Dean chuckled. “Okay.”

“And you have to do all the work. Because it takes me half an hour to get to the bathroom right now if I wanna take a piss.”

“No problem.”

“Fine. Okay then. Pack our shit.”

“Please.”

“Okay, pack our shit, please. We’re going to South Dakota.”

“No, we’re not.”

“Yes, we are.”

“Uh, no. We’re not.”

“Dean!” Sam slapped both palms on his thighs.

Dean was on his feet, heading back into the house. He spun on his heel and jabbed a finger in the air between them. “He shot you in the chest, Sam!” he snapped.

“Yeah, he did,” Sam agreed, nodding enthusiastically. “Because he thought I was about to kill you.”

Dean did a cross sweep, sent both palms wide. “I don’t care. I don’t want him anywhere near you. And you definitely don’t want me anywhere near him. Trust me on that.”

Sam blew out an exasperated breath. “Dean, that man has been like a father to you since Dad died. And you’re mad at him right now for what? For treating you like his son. You’re mad at Bobby for putting you first. He put you before the job, before himself, and before me.”

“Yeah, he shot you.”

“I asked him to!” Sam howled. “He did exactly what I asked him to.” He was getting out of breath. He paused, sucked in a few careful lungfuls of air, palm against his chest. “I can’t argue with you about this. It’s making me dizzy. You’ve got five months left, Dean. I’m not letting you two buttheads run it down playing Mexican stand-off. We’re going to South Dakota. You and Bobby are gonna sort your shit out. And after that? I’m gonna tell you about Wyoming. Then trust me, you’re gonna be so angry at me, you’ll forget anyone ever pointed a gun anywhere near me. Might even take a shot at me yourself.”

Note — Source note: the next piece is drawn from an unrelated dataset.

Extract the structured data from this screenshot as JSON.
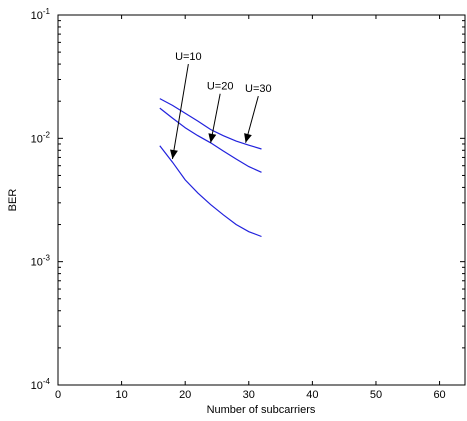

He had that tone. The don’t-fuck-with-me timbre. He was gonna ride Dean’s ass until he snapped and shot something.

They were going to South Dakota.

Dean screwed up his nose. “You’re a pain in the ass, you know that?” He started back into the house, turned as he wrenched open the door. “And Jesus Christ, exactly how big is this fuckin’ secret of yours?”

Sam bit his thumbnail nervously. “Big.”